An Empirical Study of Proactive Coding Assistants in Real-World Software Development
1,246 developers tracked; simulated traces vastly overestimate AI performance.
Researchers from academia and industry conducted an empirical study on proactive coding assistants—AI tools that infer developer intent from IDE actions rather than waiting for explicit prompts. Using a custom VS Code extension, they collected real interaction traces from 1,246 professional developers over three consecutive days. For comparison, they also generated paired LLM-simulated traces using GPT-4o and other models. The analysis reveals a significant 'simulation-to-reality gap': simulated traces lack behavioral diversity, have artificial temporal structure, and miss the exploratory patterns seen in real coding sessions.
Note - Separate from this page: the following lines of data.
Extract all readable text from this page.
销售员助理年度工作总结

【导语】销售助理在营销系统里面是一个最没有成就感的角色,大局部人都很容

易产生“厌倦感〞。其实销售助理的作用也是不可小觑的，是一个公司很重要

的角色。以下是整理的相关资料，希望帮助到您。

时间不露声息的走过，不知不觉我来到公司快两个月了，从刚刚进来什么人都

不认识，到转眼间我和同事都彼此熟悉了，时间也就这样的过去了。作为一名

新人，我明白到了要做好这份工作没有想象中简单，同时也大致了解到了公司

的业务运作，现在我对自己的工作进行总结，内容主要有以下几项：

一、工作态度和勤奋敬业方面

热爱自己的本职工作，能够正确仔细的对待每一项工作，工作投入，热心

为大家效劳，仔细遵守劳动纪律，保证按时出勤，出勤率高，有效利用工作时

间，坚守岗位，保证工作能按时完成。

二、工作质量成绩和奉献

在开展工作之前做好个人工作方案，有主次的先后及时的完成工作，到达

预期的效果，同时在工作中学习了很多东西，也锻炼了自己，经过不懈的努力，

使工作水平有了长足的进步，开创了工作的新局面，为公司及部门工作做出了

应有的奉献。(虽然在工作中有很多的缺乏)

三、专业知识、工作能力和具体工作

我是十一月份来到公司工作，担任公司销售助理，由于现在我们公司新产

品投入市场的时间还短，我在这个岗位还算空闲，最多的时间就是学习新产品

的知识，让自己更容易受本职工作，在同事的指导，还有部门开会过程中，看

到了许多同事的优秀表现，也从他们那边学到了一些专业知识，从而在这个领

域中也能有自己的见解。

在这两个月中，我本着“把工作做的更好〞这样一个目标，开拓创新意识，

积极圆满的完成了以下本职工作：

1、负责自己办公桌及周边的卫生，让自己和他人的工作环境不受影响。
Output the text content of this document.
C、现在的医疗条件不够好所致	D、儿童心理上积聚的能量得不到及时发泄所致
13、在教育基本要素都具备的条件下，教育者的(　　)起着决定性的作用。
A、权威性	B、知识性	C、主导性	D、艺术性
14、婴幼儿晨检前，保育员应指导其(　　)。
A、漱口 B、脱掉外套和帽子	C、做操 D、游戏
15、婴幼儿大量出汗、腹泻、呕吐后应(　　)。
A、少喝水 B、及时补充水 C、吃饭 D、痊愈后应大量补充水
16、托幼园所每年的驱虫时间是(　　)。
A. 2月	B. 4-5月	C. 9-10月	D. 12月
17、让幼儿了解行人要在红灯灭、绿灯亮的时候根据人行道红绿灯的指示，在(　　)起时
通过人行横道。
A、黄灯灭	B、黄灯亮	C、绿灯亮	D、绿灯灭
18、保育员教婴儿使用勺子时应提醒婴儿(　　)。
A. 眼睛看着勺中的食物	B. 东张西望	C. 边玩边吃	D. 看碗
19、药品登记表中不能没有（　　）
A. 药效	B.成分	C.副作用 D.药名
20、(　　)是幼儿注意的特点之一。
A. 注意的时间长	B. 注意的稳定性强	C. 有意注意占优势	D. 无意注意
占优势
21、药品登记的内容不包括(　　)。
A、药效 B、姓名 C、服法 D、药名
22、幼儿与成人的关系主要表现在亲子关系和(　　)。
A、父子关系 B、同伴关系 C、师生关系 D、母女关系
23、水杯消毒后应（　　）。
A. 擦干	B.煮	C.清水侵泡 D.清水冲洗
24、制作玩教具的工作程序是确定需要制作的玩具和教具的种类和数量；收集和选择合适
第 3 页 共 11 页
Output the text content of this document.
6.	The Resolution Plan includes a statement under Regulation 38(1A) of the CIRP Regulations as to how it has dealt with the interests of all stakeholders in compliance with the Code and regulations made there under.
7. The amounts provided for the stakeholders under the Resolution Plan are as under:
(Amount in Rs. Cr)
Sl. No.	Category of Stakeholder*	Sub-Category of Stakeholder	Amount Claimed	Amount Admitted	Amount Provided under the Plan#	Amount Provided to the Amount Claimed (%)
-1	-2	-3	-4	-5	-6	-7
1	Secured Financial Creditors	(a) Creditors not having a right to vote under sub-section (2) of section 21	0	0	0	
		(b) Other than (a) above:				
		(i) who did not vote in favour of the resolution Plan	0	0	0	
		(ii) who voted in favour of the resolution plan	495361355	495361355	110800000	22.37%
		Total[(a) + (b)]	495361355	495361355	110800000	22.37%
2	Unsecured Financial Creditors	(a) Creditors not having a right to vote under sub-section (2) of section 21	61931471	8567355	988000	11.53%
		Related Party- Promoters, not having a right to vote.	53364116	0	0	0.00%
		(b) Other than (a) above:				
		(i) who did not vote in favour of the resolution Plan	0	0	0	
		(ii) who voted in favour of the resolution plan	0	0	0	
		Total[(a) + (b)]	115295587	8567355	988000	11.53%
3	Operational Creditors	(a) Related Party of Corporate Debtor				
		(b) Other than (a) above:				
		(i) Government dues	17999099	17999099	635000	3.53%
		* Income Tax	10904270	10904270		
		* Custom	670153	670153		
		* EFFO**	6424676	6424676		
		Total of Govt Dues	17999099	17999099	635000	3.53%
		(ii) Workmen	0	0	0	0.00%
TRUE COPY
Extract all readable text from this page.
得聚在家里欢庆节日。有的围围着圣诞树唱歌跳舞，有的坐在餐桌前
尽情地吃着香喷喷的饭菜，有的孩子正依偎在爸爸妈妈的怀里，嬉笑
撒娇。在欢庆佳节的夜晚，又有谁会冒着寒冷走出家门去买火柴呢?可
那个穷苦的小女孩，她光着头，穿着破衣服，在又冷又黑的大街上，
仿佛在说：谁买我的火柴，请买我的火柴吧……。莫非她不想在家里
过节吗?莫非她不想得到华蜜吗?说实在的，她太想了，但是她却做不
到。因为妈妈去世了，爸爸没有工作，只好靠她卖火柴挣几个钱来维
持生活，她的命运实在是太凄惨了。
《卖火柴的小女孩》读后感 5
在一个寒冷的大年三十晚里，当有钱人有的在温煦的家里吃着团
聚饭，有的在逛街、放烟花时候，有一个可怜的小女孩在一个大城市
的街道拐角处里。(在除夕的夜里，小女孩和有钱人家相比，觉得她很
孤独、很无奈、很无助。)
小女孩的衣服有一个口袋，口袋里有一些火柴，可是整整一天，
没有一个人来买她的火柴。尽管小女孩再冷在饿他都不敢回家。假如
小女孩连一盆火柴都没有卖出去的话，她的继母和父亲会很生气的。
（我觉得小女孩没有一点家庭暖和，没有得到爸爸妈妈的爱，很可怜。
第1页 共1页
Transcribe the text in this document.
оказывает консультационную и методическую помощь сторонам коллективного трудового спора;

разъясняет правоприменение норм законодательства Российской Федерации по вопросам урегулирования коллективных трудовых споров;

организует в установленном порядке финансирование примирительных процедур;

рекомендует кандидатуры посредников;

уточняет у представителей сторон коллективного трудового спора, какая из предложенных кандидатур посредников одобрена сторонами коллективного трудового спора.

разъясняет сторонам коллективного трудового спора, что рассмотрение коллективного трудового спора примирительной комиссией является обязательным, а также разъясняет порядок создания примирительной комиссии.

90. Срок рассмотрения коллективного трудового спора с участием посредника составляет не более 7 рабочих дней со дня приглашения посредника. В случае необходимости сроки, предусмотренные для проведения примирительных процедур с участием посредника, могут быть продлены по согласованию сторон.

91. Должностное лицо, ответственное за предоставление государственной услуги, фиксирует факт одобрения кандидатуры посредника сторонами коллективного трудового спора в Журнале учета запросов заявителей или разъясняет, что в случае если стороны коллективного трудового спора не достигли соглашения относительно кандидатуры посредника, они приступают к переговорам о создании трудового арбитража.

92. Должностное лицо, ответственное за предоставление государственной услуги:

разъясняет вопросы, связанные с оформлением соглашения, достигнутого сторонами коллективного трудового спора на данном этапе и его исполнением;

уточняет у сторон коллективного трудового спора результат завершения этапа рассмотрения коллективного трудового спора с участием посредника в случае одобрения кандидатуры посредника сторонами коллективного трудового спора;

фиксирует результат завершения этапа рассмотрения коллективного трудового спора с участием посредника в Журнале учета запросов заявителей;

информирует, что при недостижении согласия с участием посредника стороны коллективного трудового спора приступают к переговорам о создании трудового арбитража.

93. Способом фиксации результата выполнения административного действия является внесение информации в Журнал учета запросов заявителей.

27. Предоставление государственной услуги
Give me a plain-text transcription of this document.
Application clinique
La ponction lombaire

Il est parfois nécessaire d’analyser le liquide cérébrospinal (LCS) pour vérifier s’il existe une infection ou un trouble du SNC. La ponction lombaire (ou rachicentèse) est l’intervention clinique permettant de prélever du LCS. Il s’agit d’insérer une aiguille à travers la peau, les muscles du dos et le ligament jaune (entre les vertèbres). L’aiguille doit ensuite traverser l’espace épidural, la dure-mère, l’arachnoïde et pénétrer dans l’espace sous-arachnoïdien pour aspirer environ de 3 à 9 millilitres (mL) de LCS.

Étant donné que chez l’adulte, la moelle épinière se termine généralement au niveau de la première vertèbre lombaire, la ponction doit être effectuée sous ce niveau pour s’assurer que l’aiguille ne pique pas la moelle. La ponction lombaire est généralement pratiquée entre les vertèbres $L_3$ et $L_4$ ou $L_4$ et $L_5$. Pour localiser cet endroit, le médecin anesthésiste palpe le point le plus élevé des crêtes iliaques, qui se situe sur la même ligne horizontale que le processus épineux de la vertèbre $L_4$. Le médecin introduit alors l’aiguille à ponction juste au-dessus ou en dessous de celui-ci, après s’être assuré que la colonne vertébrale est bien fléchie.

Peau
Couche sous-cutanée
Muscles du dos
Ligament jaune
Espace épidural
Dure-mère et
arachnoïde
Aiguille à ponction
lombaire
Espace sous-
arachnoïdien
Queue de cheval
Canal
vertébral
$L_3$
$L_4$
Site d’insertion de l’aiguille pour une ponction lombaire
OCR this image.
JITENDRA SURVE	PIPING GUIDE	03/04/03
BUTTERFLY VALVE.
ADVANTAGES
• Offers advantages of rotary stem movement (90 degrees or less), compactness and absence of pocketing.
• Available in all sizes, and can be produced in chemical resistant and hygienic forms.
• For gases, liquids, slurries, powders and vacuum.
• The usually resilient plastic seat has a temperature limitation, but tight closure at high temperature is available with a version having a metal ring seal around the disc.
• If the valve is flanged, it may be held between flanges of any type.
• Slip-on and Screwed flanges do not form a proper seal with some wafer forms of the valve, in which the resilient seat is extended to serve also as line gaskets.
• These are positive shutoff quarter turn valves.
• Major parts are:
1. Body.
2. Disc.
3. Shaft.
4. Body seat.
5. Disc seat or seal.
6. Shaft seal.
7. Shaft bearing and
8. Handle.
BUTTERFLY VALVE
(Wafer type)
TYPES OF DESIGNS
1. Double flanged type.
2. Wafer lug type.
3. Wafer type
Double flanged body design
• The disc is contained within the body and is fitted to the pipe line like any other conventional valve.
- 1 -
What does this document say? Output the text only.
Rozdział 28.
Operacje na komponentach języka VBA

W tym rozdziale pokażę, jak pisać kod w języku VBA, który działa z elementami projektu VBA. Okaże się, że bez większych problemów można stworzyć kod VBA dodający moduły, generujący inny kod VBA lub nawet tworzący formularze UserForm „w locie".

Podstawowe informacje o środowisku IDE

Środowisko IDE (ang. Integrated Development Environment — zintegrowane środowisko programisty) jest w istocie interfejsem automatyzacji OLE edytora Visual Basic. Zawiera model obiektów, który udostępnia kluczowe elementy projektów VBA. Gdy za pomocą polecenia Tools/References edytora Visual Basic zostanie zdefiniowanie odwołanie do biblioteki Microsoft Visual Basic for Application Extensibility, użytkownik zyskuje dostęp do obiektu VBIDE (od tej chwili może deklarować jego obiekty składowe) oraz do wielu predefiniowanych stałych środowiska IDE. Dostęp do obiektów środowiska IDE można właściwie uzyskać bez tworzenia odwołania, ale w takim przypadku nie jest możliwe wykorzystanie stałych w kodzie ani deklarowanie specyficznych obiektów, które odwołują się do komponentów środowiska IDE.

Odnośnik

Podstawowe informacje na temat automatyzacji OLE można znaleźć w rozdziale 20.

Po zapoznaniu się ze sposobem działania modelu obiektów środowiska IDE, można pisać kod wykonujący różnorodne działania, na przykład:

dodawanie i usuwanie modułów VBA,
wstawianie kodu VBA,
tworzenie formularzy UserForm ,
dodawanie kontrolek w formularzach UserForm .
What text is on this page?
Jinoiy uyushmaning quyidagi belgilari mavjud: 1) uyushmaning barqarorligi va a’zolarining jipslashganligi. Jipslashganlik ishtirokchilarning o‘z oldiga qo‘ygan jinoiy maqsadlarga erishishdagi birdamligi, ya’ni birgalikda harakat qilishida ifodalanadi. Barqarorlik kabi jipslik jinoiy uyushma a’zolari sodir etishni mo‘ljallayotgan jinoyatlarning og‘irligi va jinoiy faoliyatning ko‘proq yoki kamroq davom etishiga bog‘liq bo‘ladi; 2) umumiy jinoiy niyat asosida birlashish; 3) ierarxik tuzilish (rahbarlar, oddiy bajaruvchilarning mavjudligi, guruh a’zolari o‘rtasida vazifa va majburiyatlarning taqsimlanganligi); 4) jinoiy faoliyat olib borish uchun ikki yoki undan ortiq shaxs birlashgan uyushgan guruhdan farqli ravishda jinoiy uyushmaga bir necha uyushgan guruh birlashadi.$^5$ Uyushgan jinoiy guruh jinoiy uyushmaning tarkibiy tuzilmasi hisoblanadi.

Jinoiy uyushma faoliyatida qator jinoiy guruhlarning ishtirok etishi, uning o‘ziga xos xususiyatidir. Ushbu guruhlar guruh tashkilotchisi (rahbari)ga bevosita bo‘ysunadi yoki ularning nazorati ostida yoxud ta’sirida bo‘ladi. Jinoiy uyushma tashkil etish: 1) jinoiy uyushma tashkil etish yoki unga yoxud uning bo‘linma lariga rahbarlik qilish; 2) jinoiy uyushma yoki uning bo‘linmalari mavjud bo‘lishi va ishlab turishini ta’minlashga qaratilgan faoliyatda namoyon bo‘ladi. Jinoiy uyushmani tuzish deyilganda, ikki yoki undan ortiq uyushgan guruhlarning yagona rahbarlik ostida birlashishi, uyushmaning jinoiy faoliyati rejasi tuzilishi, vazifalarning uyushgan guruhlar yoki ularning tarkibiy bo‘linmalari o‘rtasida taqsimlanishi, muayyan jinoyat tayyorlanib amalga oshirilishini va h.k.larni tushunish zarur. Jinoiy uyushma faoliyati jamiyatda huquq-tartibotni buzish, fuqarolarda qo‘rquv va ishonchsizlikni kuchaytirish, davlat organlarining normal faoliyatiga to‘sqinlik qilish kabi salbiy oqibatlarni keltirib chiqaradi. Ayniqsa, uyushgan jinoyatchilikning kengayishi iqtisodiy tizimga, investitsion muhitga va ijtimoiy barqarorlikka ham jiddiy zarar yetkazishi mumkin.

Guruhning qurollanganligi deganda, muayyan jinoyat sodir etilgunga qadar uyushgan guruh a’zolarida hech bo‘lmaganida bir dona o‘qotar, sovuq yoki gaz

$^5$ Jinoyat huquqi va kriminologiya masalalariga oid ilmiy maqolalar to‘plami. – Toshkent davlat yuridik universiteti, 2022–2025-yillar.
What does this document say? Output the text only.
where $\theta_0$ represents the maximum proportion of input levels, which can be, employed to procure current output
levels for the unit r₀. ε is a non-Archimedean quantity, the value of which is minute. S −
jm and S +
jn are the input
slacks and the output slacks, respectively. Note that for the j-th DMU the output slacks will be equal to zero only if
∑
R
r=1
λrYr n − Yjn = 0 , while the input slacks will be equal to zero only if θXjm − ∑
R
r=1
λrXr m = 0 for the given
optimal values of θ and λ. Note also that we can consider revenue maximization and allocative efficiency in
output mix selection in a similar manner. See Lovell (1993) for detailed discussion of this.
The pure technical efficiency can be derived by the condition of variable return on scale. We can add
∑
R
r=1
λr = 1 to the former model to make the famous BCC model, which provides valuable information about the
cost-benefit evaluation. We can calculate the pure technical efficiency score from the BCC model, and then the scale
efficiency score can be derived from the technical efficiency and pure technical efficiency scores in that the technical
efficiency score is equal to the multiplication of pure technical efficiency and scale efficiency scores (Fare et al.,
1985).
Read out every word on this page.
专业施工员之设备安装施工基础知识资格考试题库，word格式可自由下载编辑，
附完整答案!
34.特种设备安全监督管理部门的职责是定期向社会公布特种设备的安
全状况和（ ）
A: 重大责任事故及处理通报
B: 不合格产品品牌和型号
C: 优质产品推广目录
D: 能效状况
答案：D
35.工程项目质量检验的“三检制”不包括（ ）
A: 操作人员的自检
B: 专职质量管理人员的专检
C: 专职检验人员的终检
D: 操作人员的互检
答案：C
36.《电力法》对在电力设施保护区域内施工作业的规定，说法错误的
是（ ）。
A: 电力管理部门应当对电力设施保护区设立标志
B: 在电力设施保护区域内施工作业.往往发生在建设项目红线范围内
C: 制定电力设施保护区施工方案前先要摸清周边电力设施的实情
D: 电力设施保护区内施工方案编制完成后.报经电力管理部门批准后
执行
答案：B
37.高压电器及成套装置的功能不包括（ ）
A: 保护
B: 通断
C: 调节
Based on the real-world data, the team introduced ProCodeBench, a benchmark for proactive intent prediction. Testing state-of-the-art LLMs, retrieval-augmented generation (RAG) methods, and agentic baselines showed that performance on real traces is far below what simulation-based evaluations suggest. The study also found that while simulated data alone is insufficient for training, it can serve as a useful pre-training step before fine-tuning on real data. These results underscore the critical need for real developer behavior data in both evaluating and training next-generation coding assistants—a wake-up call for the AI-assisted software engineering community.
- Collected real IDE traces from 1,246 experienced developers over 3 days using a VS Code extension
- Found simulated traces lack behavioral diversity, temporal structure, and exploratory patterns
- Current LLMs and agentic models show significantly worse performance on real data vs simulated data
Why It Matters
Proactive coding assistants promising but current evaluations overestimate real-world performance—real user data is essential.